Last time I was in Lapland was in mid-December 2014, in Inari, Saariselkä. BTW, over 40 cm of snow! During some trips I left Endomondo on to gather data about tracks, speed etc. I have to point out that I'm not into fitness gadgets as such, but it's nice to experiment with them. Endomondo is a popular app in its genre. Among other things it lets you export data in a standard GPX format, which is a friendly gesture.

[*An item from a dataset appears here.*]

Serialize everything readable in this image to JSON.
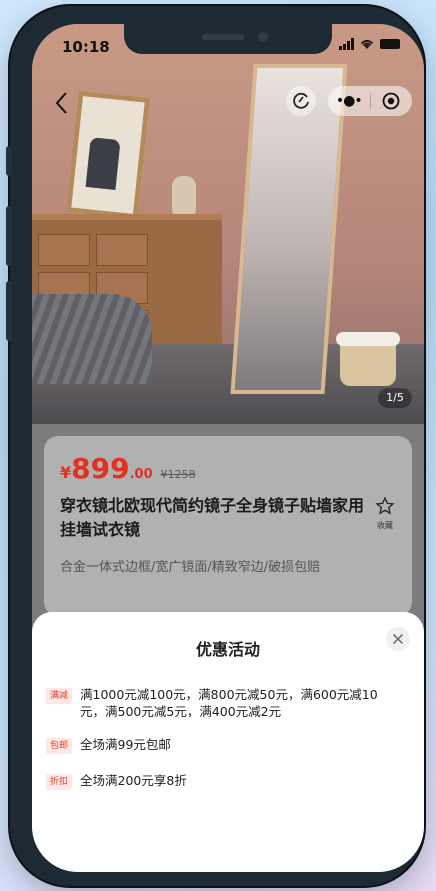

For the sake of testing how to add GeoJSON to a leaflet map, I needed to convert the GPX files to GeoJSON. This turned out to be easy with the ogr2ogr command line tool that comes with the GDAL library, used by the fmi R package too. Here I convert the skiing ("hiihto") route of Dec 14th:

ogr2ogr -f "GeoJSON" hiihto1214.geojson hiihto1214.gpx tracks

One of the many aspects I like about dygraphs is how it lets you zoom into the graph. You can try it yourself in my shiny web application titled (a bit too grandiously I'm afraid) Snow Depth 2012-2014. Double-clicking resets. To demonstrate what one can do with the various options that the R shiny package provides, and how you can bind a value to a dygraphs event - pick a day from the calendar, and notice how it is drawn as a vertical line onto the graph.

The tiny, blue spot on the map denotes my skiing routes in Saariselkä. You have to zoom all the way in to see them properly.

The shiny application R code is here.

Edit 11.1: Winter and snow do not follow calendar years, so added data from the first leg of the 2012 winter period.